De plus, nous avons constaté qu’il y a plus de femmes dans ce groupe d’œno-culturalistes. Les producteurs et distributeurs pourraient donc concevoir des campagnes de marketing expérientiel spécifiquement destinées aux femmes.
Les stratégies de marketing qui voudraient cibler les segments des inter-œno-culturalistes et des a-œno-culturalistes gagneraient à remplir les conditions suivantes : délimiter un positionnement créatif basé sur les atouts de la culture du vin et impliquer les œno-culturalistes en tant qu’ambassadeurs de la culture du vin.
Concernant la manière d’innover pour réactiver le marché, dans tous les groupes, nous constatons que les bénéfices sensoriels affectent l’intention de consommation d’un nouveau vin. Par conséquent, il est essentiel que les éléments organoleptiques soient pris en compte et qu’ils soient combinés pour arriver à de nouvelles propositions attrayantes. Le modèle a une grande capacité explicative du comportement des œno-culturalistes qui valorisent particulièrement les bénéfices sensoriels dans leur processus de décision de consommer le nouveau produit. Compte tenu de la qualité et de la variété des vins, les accords avec des mets typiques pourraient être renouvelés car ils représentent un attrait important pour les gourmets curieux des cultures gastronomiques locales et désireux de connaître l’identité d’une localité à travers ses goûts et saveurs (Sgroi et al., 2020).

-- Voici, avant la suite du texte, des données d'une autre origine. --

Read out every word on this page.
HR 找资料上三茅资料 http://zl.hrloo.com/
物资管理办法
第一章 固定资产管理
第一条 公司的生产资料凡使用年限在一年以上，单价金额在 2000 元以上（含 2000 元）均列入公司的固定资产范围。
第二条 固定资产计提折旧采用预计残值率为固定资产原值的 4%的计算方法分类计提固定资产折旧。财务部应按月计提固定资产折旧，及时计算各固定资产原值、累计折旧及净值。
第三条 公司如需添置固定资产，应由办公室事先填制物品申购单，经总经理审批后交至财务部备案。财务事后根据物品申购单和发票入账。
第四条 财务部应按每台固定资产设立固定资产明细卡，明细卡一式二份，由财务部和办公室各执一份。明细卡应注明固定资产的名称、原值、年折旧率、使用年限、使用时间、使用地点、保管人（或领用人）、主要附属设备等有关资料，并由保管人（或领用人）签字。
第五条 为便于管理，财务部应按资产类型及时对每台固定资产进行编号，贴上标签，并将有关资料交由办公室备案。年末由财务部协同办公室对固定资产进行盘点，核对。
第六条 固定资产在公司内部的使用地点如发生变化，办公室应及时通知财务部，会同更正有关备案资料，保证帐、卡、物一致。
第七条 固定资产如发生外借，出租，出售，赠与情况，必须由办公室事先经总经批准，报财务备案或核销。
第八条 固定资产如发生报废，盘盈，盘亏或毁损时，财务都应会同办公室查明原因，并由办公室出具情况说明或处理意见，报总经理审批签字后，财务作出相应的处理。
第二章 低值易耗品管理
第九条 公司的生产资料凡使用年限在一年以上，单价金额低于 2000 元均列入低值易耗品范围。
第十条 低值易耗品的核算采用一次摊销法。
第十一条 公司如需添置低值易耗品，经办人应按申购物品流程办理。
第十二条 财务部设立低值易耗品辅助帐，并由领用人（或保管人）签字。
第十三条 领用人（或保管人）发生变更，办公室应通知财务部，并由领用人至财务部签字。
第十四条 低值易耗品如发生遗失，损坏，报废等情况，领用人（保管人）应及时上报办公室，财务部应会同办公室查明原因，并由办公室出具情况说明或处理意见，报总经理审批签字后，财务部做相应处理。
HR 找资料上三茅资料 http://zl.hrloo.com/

La principale limite de notre recherche est due à la sélection de l’échantillon dans une seule région viticole espagnole : la Rioja. Que se passerait-il dans d’autres régions, pays ou régions viticoles sur d’autres continents ? Il serait intéressant que de futures recherches reproduisent ce travail pour comparer les résultats. Le modèle pourrait également être élargi en considérant le niveau d’ethnocentrisme de la zone d’étude, c’est-à-dire l’effet région/pays, en vue d’explorer davantage le comportement des trois groupes identifiés.